O presidente Luiz Inácio Lula da Silva sancionou nesta quarta-feira (20), em cerimônia no Palácio do Planalto, três projetos de lei que endurecem as regras de proteção a mulheres vítimas de violência doméstica. O evento marcou os 100 dias do Pacto Brasil entre os Três Poderes para Enfrentamento do Feminicídio e reuniu ministros, o presidente da Câmara, Hugo Motta (Republicanos-PB), e o presidente do STF, Edson Fachin.
A primeira medida cria o Cadastro Nacional de Pessoas Condenadas por Violência contra a Mulher (CNVM), que reunirá dados de quem a Justiça condenar em definitivo por crimes como feminicídio, estupro, estupro de vulnerável, assédio sexual, importunação sexual, lesão corporal, perseguição, violência psicológica, violação sexual mediante fraude e registro não autorizado da intimidade sexual.

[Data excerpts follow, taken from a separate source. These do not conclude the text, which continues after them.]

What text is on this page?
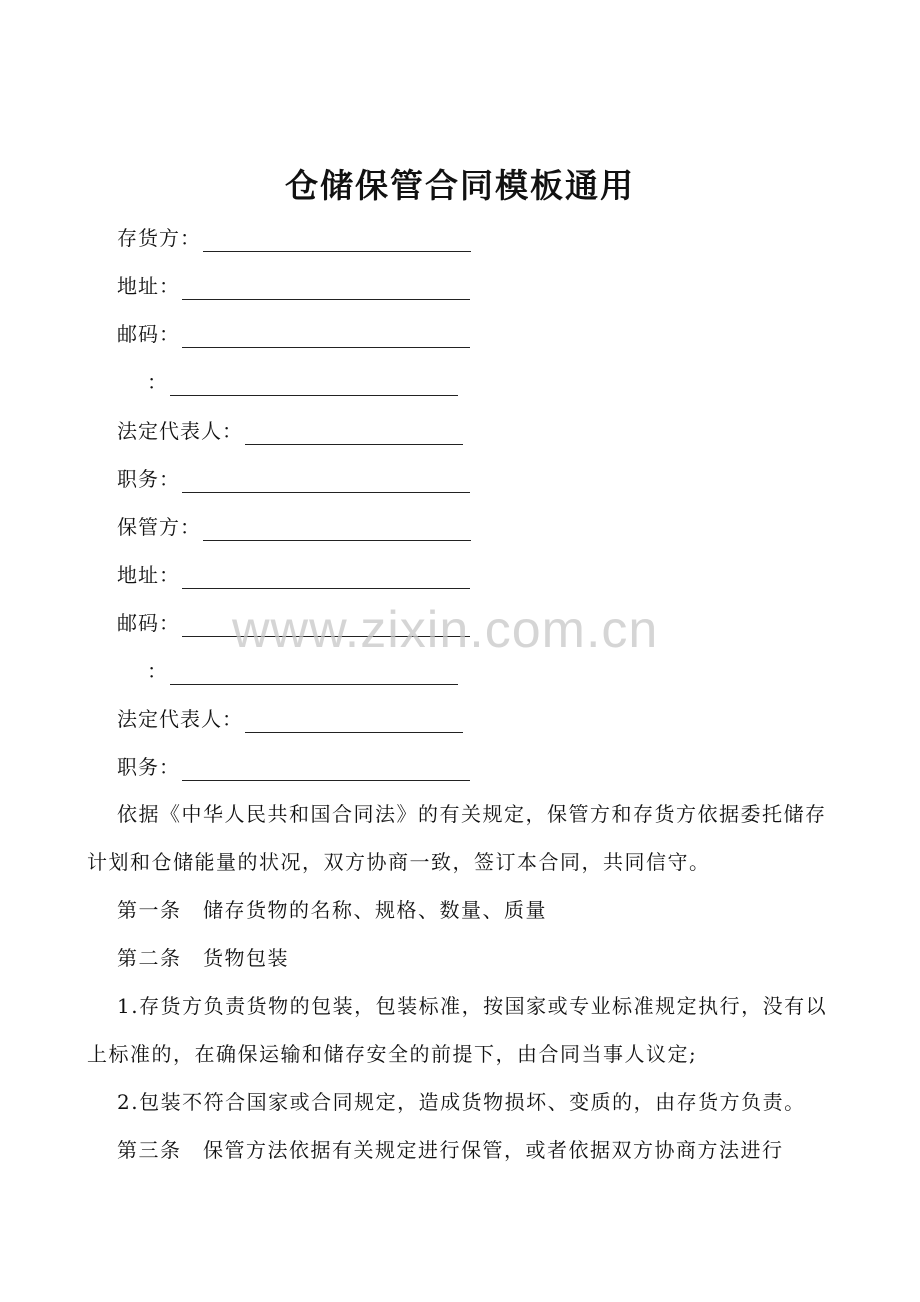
仓储保管合同模板通用
存货方：
地址：
邮码：
：
法定代表人：
职务：
保管方：
地址：
邮码：
：
法定代表人：
职务：

依据《中华人民共和国合同法》的有关规定，保管方和存货方依据委托储存计划和仓储能量的状况，双方协商一致，签订本合同，共同信守。

第一条　储存货物的名称、规格、数量、质量

第二条　货物包装

1.存货方负责货物的包装，包装标准，按国家或专业标准规定执行，没有以上标准的，在确保运输和储存安全的前提下，由合同当事人议定;

2.包装不符合国家或合同规定，造成货物损坏、变质的，由存货方负责。

第三条　保管方法依据有关规定进行保管，或者依据双方协商方法进行

www.zixin.com.cn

O banco; que entra em vigor 60 dias após a publicação no Diário Oficial da União; concentrará nome completo, documentos pessoais, filiação, fotografia, impressões digitais, endereço residencial e a identificação do crime. O Poder Executivo federal fará a gestão do sistema, que compartilhará as informações entre as forças de segurança da União, dos estados e do Distrito Federal. O nome da vítima permanecerá sob sigilo.
Lula vetou o trecho que mantinha os dados do agressor no cadastro por até três anos após o cumprimento da pena. O Palácio do Planalto considerou a medida inconstitucional, por violar os princípios da proporcionalidade e do devido processo legal.
A segunda proposta altera a Lei Maria da Penha e amplia as hipóteses de afastamento imediato do agressor do lar. A nova redação inclui violência psicológica, moral e patrimonial, além da chamada “vingança pornográfica”, da divulgação de informações falsas e da exposição da vida privada da vítima em ambientes públicos ou profissionais.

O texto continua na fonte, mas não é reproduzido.